The Solutions are out there. Both Parties must embrace a Grand Bargain.
 
No they won't. Romney (unlike Obama) is a Moderate and a deal maker. Romney would embrace a deal like Bowles/Simpson as part of a Grand Bargain.

I honestly have no idea why you think this is true. Romney has in no way talked about Simpson-Bowles. His main economic platform is lowering taxes by 20% and removing some deductions (mortgage interest deduction, student loan deductions, charitable deductions, etc.) to make it revenue neutral. It's been shown that middle income families stand to have their taxes raised slightly by the loss of deductions while millionaires will see a slight decrease in taxes paid due to the 20% cut in tax rates. Romney is going on and on about increasing military spending. I think he'll probably decrease Medicare and Social Security spending, but I'm not convinced that he's any sort of deficit hawk at all.

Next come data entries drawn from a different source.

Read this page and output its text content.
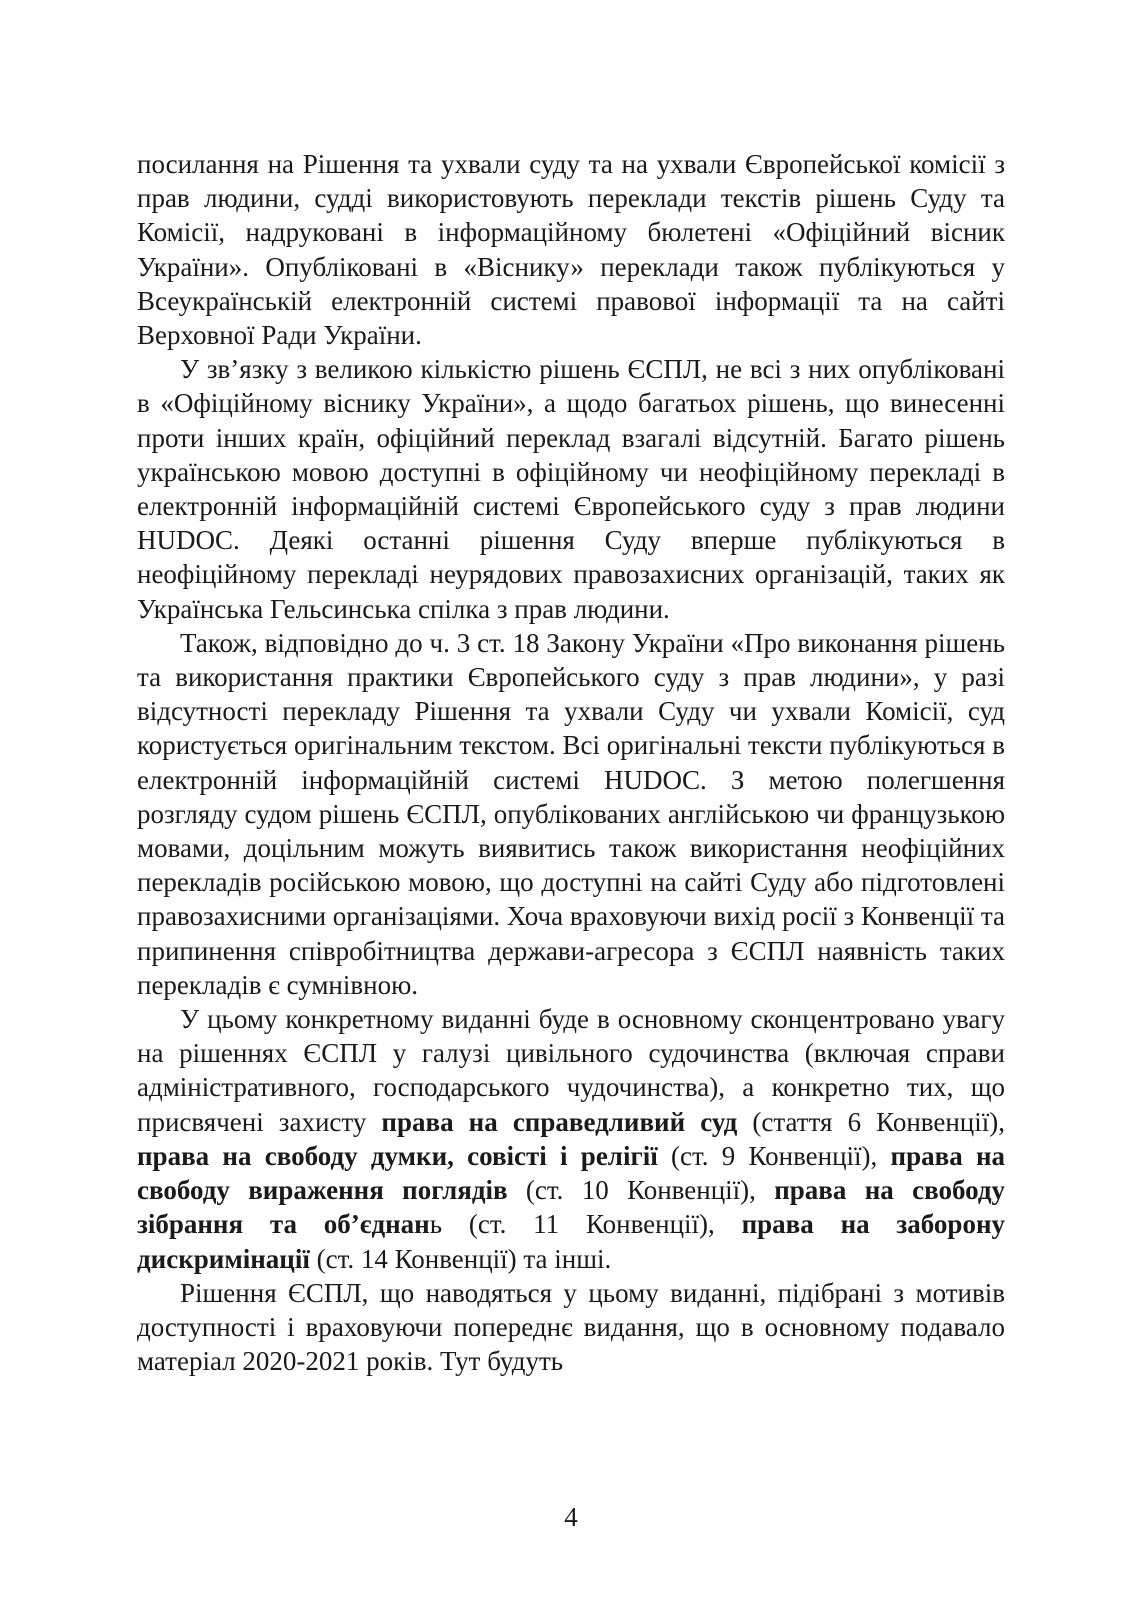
посилання на Рішення та ухвали суду та на ухвали Європейської комісії з прав людини, судді використовують переклади текстів рішень Суду та Комісії, надруковані в інформаційному бюлетені «Офіційний вісник України». Опубліковані в «Віснику» переклади також публікуються у Всеукраїнській електронній системі правової інформації та на сайті Верховної Ради України.

У зв’язку з великою кількістю рішень ЄСПЛ, не всі з них опубліковані в «Офіційному віснику України», а щодо багатьох рішень, що винесенні проти інших країн, офіційний переклад взагалі відсутній. Багато рішень українською мовою доступні в офіційному чи неофіційному перекладі в електронній інформаційній системі Європейського суду з прав людини HUDOC. Деякі останні рішення Суду вперше публікуються в неофіційному перекладі неурядових правозахисних організацій, таких як Українська Гельсинська спілка з прав людини.

Також, відповідно до ч. 3 ст. 18 Закону України «Про виконання рішень та використання практики Європейського суду з прав людини», у разі відсутності перекладу Рішення та ухвали Суду чи ухвали Комісії, суд користується оригінальним текстом. Всі оригінальні тексти публікуються в електронній інформаційній системі HUDOC. З метою полегшення розгляду судом рішень ЄСПЛ, опублікованих англійською чи французькою мовами, доцільним можуть виявитись також використання неофіційних перекладів російською мовою, що доступні на сайті Суду або підготовлені правозахисними організаціями. Хоча враховуючи вихід росії з Конвенції та припинення співробітництва держави-агресора з ЄСПЛ наявність таких перекладів є сумнівною.

У цьому конкретному виданні буде в основному сконцентровано увагу на рішеннях ЄСПЛ у галузі цивільного судочинства (включая справи адміністративного, господарського чудочинства), а конкретно тих, що присвячені захисту права на справедливий суд (стаття 6 Конвенції), права на свободу думки, совісті і релігії (ст. 9 Конвенції), права на свободу вираження поглядів (ст. 10 Конвенції), права на свободу зібрання та об’єднань (ст. 11 Конвенції), права на заборону дискримінації (ст. 14 Конвенції) та інші.

Рішення ЄСПЛ, що наводяться у цьому виданні, підібрані з мотивів доступності і враховуючи попереднє видання, що в основному подавало матеріал 2020-2021 років. Тут будуть

4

Obama will be in his second term. He won't have to worry about re-election. He already tried to work with Boehner on a "grand bargain" during the debt limit talks, but they fell through when Republicans pulled out. I think if/when Obama is re-elected, his main goal for the 4 years will be a middle & long term plan for the debt. We'll see.
 
http://www.snopes.com/politics/taxes/cellphone.asp

It's a Reagan-era Program designed to give low income households a phone that was expanded under GWB to include cell phones. It, literally, has nothing to do with Obama.

Obama won't be cutting that social program or any other program for that matter. His constituency expects more hand outs, more free stuff and only tax the rich.

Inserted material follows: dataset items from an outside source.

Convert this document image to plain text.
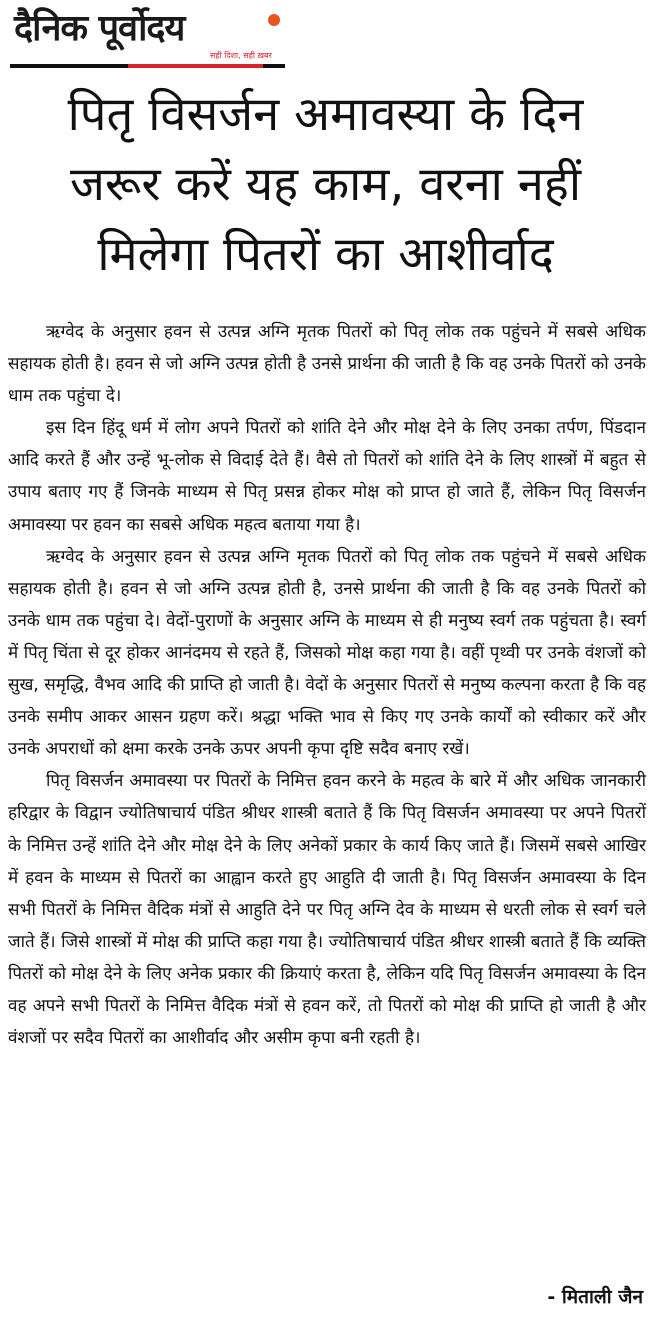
दैनिक पूर्वोदय
सही दिशा, सही ख़बर
पितृ विसर्जन अमावस्या के दिन
जरूर करें यह काम, वरना नहीं
मिलेगा पितरों का आशीर्वाद

ऋग्वेद के अनुसार हवन से उत्पन्न अग्नि मृतक पितरों को पितृ लोक तक पहुंचने में सबसे अधिक सहायक होती है। हवन से जो अग्नि उत्पन्न होती है उनसे प्रार्थना की जाती है कि वह उनके पितरों को उनके धाम तक पहुंचा दे।

इस दिन हिंदू धर्म में लोग अपने पितरों को शांति देने और मोक्ष देने के लिए उनका तर्पण, पिंडदान आदि करते हैं और उन्हें भू-लोक से विदाई देते हैं। वैसे तो पितरों को शांति देने के लिए शास्त्रों में बहुत से उपाय बताए गए हैं जिनके माध्यम से पितृ प्रसन्न होकर मोक्ष को प्राप्त हो जाते हैं, लेकिन पितृ विसर्जन अमावस्या पर हवन का सबसे अधिक महत्व बताया गया है।

ऋग्वेद के अनुसार हवन से उत्पन्न अग्नि मृतक पितरों को पितृ लोक तक पहुंचने में सबसे अधिक सहायक होती है। हवन से जो अग्नि उत्पन्न होती है, उनसे प्रार्थना की जाती है कि वह उनके पितरों को उनके धाम तक पहुंचा दे। वेदों-पुराणों के अनुसार अग्नि के माध्यम से ही मनुष्य स्वर्ग तक पहुंचता है। स्वर्ग में पितृ चिंता से दूर होकर आनंदमय से रहते हैं, जिसको मोक्ष कहा गया है। वहीं पृथ्वी पर उनके वंशजों को सुख, समृद्धि, वैभव आदि की प्राप्ति हो जाती है। वेदों के अनुसार पितरों से मनुष्य कल्पना करता है कि वह उनके समीप आकर आसन ग्रहण करें। श्रद्धा भक्ति भाव से किए गए उनके कार्यों को स्वीकार करें और उनके अपराधों को क्षमा करके उनके ऊपर अपनी कृपा दृष्टि सदैव बनाए रखें।

पितृ विसर्जन अमावस्या पर पितरों के निमित्त हवन करने के महत्व के बारे में और अधिक जानकारी हरिद्वार के विद्वान ज्योतिषाचार्य पंडित श्रीधर शास्त्री बताते हैं कि पितृ विसर्जन अमावस्या पर अपने पितरों के निमित्त उन्हें शांति देने और मोक्ष देने के लिए अनेकों प्रकार के कार्य किए जाते हैं। जिसमें सबसे आखिर में हवन के माध्यम से पितरों का आह्वान करते हुए आहुति दी जाती है। पितृ विसर्जन अमावस्या के दिन सभी पितरों के निमित्त वैदिक मंत्रों से आहुति देने पर पितृ अग्नि देव के माध्यम से धरती लोक से स्वर्ग चले जाते हैं। जिसे शास्त्रों में मोक्ष की प्राप्ति कहा गया है। ज्योतिषाचार्य पंडित श्रीधर शास्त्री बताते हैं कि व्यक्ति पितरों को मोक्ष देने के लिए अनेक प्रकार की क्रियाएं करता है, लेकिन यदि पितृ विसर्जन अमावस्या के दिन वह अपने सभी पितरों के निमित्त वैदिक मंत्रों से हवन करें, तो पितरों को मोक्ष की प्राप्ति हो जाती है और वंशजों पर सदैव पितरों का आशीर्वाद और असीम कृपा बनी रहती है।

- मिताली जैन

GWB was a closet socialist unlike Obama who is an OPEN Socialist. I agree with Romney about the leeches in this country but not about the percentage of leeches.
 
A family of four with an income of about $30,000 can qualify for a subsidized line, according to Bloomberg News. The program is available to consumers in every state, territory, commonwealth and on tribal lands.
In 2008, there were 7.1 million Lifeline accounts nationwide. There are 12.5 million today, according to Bloomberg News. About half of those are mobile phones sold by Miami-based TracFone, Sprint and hundreds of smaller regional companies. The government pays those carriers up to $10 per month for each program subscriber. Users, in turn, get free phones and 250 minutes of monthly airtime.

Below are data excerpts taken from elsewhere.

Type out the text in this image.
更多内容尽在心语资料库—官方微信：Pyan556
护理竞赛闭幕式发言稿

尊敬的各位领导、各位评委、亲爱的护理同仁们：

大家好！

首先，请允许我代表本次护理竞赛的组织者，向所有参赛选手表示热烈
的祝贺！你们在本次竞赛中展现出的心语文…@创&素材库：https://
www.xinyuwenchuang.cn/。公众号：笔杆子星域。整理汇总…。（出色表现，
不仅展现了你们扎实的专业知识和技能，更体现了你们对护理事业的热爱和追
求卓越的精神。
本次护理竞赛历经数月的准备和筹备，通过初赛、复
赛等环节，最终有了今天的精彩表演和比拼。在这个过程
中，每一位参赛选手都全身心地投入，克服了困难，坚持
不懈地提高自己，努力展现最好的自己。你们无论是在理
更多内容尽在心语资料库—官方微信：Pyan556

Read more: http://www.foxnews.com/politics/2012/09/28/viral-video-touting-obama-phone-puts-spotlight-on-16-billion-federal-program/#ixzz27sE7i5Mm


http://obamaphone.net/
 
Since Fiscal Year 2009, federal and state welfare spending has risen from $779.9 billion to $927.2 billion, an increase of 18.8 percent. That fiscal year includes spending from Oct. 1, 2008 to Sept. 30, 2009.
In his report, Rector said the increase in federal means-tested welfare spending during Obama's first two years in office was two-and-a-half times greater than any previous increase in federal welfare spending in U.S. history, after adjusting for inflation.
Rachel Sheffield, a research associate at The Heritage Foundation's DeVos Center for Religion and Civil Society, told CNSNews.com that this kind of pay out can not be maintained.
"It's a huge amount of money we're spending on these programs and our debt is growing," she said. "It's not sustainable."
 
My previous post shows what happens when you give out Entitlements, then promise even more Entitlements (like free health care, free drugs for Medicare patients) while your national debt spirals out of control.

Will Obama the Socialist stop at a mere 43.4% top federal tax rate? Can the USA afford all the promised Entitlements plus newly promised entitlements of ObamaCare with our current tax structure? Hell No.

Obama knows he needs to raise taxes across the board on everything and everyone. If it moves tax it.

Once this Socialist wins re-election we are going into a recession and unemployment is going up. The people I know with small businesses are getting ready for 4 more years of Obama hell. This means no new jobs, hide your money and take time off.

Someone once said you don't get the government you want you get the one you deserve. Well, bend over friends because Obama is ready to finish the job of "fundamentaly transforming America" whether you like it or not.